Cas de vache folle aux États-Unis - Les pressions s'accroissent pour renforcer les mesures de sécurité alimentaire

Washington — La Food and Drug Administration (FDA), qui n'a pas mis en oeuvre de nouvelles mesures de sécurité alimentaire depuis la découverte du premier cas de vache folle aux États-Unis, subit des pressions grandissantes pour renforcer son interdiction d'utiliser des restes de bovins dans la nourriture pour animaux.

La découverte dans l'État de Washington d'une vache laitière contaminée par l'encéphalopathie spongiforme bovine (ESB), communément appelée maladie de la vache folle, a attiré l'attention aux États-Unis sur l'élevage et l'abattage des bovins.

Bien que le département américain de l'Agriculture (USDA) se soit empressé d'imposer une série de nouvelles règles de sécurité alimentaire après la découverte du cas d'ESB, la FDA préfère attendre avant de s'engager dans la même voie.

L'USDA a interdit la semaine dernière l'utilisation de cervelles et de moelle épinière de bovins âgés dans la production alimentaire.
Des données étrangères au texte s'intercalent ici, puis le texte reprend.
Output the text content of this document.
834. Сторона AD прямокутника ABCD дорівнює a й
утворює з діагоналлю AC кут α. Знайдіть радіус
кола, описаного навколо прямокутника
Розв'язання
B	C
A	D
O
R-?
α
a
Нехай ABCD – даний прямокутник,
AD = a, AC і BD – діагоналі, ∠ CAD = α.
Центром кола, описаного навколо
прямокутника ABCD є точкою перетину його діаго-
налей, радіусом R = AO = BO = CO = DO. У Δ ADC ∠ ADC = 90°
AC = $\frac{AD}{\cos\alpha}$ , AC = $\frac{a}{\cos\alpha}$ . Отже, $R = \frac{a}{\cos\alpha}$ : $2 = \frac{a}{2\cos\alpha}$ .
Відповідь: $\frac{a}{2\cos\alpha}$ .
Mais la FDA continue de permettre ces parties «à hauts risques» dans la nourriture des porcs et des poulets.

Depuis août 1997, la FDA a banni l'utilisation des restes de bovins dans la nourriture de bovins, chèvres et moutons — une pratique autrefois répandue qui aurait été responsable de la propagation de la maladie de la vache folle en Grande-Bretagne au cours des années 1990.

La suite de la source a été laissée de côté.